Actor Wesley Snipes, indicted by U.S. authorities for tax fraud this week, is filming a movie in the African country of Namibia which has no extradition treaty with Washington, officials said on Friday.

“It is confirmed. He is definitely here,” Edwin Kanguatjivi, chief executive officer of the Namibia Film Commission, said by telephone. “He has been in Namibia since the end of August.”

Snipes, the star of the “Blade” movie series, is the lead actor in a new movie entitled “Gallowwalker” filming in the Namibian desert near the town of Swakopmund — the same coastal resort where Hollywood superstars Angelina Jolie and Brad Pitt had their first child in May.

Production officials reached at the film set on Friday declined to comment.

U.S. officials in Tampa, Florida, issued a warrant for Snipes’ arrest on an indictment that alleges the 44-year-old actor illegally claimed tax refunds of almost $12 million.

Snipes, who has appeared in more than three dozen movies including “Jungle Fever,” “White Men Can’t Jump,” “Rising Sun” and “U.S. Marshals,” could face 16 years in prison if convicted on all charges.

The indictment alleges that Snipes failed to file federal income tax returns from 1999 through 2004 and conspired with two accomplices to file two amended returns for Snipes for 1996 and 1997, fraudulently claiming tax refunds of almost $12 million.

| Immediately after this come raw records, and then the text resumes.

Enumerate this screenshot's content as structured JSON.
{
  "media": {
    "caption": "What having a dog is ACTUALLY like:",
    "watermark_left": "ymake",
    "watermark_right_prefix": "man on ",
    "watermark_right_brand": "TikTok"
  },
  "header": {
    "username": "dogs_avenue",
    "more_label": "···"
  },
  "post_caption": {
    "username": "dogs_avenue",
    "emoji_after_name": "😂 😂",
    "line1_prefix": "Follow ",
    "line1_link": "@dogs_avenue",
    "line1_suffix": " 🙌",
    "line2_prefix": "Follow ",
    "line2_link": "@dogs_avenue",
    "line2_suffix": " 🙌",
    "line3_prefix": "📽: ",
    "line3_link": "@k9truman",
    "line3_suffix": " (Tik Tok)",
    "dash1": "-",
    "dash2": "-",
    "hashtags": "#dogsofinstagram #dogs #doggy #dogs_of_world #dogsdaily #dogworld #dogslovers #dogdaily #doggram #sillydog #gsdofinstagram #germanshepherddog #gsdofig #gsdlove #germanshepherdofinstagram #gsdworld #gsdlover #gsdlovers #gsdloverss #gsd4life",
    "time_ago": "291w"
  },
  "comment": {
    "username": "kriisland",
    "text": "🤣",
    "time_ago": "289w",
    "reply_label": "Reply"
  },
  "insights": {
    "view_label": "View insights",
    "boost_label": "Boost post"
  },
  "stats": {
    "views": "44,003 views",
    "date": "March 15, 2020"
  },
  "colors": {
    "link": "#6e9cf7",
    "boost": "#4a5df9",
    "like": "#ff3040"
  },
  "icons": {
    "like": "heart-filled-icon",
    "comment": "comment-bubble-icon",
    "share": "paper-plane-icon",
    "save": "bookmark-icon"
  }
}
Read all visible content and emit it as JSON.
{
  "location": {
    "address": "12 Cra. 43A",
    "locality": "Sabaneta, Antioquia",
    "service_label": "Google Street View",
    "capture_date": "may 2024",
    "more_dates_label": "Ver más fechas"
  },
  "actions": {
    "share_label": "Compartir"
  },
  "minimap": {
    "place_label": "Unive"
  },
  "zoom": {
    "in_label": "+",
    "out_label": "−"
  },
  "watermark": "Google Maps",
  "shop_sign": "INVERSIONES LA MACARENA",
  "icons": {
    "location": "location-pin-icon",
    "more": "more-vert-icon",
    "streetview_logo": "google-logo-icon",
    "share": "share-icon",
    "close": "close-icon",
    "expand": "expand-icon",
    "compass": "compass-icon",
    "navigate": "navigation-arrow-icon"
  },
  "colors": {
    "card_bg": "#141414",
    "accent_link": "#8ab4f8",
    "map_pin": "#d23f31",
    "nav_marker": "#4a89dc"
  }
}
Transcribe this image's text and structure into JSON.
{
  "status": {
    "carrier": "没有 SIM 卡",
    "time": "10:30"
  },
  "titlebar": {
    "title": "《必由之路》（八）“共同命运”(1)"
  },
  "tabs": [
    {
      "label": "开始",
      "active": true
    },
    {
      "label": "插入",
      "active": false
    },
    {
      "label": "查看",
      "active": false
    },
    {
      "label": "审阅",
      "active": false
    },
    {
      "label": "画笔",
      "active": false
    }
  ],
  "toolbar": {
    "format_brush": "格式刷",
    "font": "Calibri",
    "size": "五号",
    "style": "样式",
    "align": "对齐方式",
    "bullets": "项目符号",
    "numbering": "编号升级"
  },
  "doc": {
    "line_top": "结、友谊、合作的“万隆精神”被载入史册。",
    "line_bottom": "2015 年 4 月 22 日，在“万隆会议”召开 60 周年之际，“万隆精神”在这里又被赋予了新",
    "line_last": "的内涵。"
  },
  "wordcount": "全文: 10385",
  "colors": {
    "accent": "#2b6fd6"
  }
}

Namibia has no extradition treaty with the United States, a situation spotlighted last month when fugitive U.S. software millionaire Jacob “Kobi” Alexander was discovered to be living in the southwest African country.

U.S. officials said despite the lack of a formal treaty they were nevertheless preparing to ask Namibia for the extradition of Alexander, the former chief and founder of Comverse Technology Inc., who is wanted in the United States on charges of manipulating stock options.